The future of AI-powered data management will see tools become more expressive and open-ended, allowing for dynamic interaction with your data. In the near future, you’ll be able to ask your system questions like “What’s the fastest-growing data type in my hot zone?” and receive immediate, actionable answers. Organizations that adopt these capabilities will set themselves apart, using AI to manage ever-evolving streams of data with greater precision and insight.
What role do your cloud-based analytics and storage-as-a-service offerings play in your data management strategy?
For organizations with growing storage demands, public cloud storage can be costly and unpredictable. To address this, we developed Quantum GO, which offers the flexibility and scalability of the cloud with predictable, low-cost subscription models. This service gives customers a “pay-as-you-grow” model for in-house cloud storage, combining the benefits of the public cloud with the control and cost-efficiency of on-premise infrastructure.
How does Quantum stay ahead in the evolving AI and data management landscape?
In today’s fast-changing environment, being just a storage provider is no longer enough. Quantum continues to invest in AI-driven innovations, enhancing our customers’ ability to manage and extract value from their data throughout its lifecycle. We are expanding our AI capabilities to streamline processes like video transcription, multilingual translations, and rapid search functionalities across thousands of files, helping our customers stay ahead in a data-driven world.

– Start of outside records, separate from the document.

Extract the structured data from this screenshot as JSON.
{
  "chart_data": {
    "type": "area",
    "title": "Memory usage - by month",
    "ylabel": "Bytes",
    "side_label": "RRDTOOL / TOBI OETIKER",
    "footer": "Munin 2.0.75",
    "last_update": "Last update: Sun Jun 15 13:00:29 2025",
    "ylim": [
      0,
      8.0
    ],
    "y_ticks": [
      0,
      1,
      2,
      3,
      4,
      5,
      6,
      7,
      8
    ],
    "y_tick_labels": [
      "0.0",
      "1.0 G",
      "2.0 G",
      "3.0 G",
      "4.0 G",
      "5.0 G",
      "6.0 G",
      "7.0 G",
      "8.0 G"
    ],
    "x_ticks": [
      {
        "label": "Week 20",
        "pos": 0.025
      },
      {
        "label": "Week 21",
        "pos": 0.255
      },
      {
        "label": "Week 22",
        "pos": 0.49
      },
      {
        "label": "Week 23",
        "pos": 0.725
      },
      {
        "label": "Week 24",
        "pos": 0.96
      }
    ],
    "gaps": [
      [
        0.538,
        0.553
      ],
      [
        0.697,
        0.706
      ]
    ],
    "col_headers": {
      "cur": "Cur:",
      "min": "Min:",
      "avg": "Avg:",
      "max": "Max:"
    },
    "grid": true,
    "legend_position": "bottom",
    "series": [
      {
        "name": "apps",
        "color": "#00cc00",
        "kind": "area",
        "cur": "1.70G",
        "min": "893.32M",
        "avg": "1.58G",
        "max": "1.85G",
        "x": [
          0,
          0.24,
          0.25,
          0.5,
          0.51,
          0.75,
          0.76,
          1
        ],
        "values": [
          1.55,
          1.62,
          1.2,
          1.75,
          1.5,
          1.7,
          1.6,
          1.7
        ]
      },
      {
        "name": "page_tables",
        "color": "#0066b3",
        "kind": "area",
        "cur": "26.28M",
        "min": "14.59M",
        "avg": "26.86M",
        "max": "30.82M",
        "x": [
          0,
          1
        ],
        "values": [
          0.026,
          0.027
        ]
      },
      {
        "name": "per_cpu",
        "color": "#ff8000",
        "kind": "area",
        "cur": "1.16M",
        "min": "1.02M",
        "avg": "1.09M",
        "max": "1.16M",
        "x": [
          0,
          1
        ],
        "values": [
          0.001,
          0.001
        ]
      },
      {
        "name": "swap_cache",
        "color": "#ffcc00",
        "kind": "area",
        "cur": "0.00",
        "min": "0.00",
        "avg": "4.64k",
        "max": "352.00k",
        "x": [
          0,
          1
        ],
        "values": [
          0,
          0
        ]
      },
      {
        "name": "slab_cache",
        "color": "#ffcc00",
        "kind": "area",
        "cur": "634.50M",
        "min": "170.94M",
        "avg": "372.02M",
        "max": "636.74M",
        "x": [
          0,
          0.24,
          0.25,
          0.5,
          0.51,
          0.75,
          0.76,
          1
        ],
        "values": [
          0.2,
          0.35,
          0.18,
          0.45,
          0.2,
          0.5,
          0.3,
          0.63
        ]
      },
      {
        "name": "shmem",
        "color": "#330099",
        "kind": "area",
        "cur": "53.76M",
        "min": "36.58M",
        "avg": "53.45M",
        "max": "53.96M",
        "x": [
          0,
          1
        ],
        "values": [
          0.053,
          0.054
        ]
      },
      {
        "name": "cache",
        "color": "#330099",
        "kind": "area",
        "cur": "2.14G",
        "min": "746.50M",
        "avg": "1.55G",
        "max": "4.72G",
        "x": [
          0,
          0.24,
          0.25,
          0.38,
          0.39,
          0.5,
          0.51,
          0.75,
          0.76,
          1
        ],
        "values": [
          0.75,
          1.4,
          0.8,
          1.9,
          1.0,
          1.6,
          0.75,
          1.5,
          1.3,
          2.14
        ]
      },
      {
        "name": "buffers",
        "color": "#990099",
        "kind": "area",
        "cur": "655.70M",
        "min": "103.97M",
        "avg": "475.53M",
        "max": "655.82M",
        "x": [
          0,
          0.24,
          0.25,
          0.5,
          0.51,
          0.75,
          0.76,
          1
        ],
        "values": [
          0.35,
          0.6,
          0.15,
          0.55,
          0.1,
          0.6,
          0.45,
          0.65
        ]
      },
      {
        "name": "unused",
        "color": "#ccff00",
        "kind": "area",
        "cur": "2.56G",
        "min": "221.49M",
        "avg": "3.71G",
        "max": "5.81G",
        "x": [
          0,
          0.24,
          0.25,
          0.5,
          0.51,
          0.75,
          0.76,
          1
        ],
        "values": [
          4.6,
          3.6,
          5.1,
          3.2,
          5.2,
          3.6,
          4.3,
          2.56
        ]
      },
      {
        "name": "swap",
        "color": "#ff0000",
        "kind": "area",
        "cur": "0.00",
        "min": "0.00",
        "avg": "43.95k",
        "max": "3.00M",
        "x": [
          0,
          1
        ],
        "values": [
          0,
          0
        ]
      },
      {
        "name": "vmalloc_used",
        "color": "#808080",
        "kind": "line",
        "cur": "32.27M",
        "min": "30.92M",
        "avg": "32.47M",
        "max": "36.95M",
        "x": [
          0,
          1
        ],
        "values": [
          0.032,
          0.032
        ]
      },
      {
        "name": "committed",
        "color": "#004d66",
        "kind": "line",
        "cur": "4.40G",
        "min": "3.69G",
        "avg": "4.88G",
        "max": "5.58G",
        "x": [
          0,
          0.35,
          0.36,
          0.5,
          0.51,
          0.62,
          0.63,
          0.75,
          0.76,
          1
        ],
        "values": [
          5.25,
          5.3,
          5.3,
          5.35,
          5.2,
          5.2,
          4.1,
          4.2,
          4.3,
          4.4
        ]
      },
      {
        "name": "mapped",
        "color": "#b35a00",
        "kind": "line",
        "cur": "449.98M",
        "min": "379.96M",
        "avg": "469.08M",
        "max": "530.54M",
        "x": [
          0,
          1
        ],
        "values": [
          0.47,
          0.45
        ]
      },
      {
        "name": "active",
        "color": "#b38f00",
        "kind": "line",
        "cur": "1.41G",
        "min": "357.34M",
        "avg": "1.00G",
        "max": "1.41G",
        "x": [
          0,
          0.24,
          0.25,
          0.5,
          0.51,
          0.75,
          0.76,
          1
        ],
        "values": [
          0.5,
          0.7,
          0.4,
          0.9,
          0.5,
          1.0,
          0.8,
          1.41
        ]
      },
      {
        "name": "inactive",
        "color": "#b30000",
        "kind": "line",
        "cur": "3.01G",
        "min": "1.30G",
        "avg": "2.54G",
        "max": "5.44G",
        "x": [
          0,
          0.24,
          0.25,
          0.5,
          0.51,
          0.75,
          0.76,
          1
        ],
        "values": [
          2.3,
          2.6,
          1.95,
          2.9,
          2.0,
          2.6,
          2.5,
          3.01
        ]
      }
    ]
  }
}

What advice would you give to organizations just starting with AI and unstructured data management?
AI/ML has generated a lot of hype, and it can be difficult for organizations to navigate what’s practical. My advice is to first focus on the data—how it’s created, captured, and preserved. It’s crucial to have a storage solution that is ready to access data when needed and helps streamline both current and future workflows. Even if your AI/ML goals aren’t fully defined, taking steps to simplify storage and data management now will pay dividends in the long run.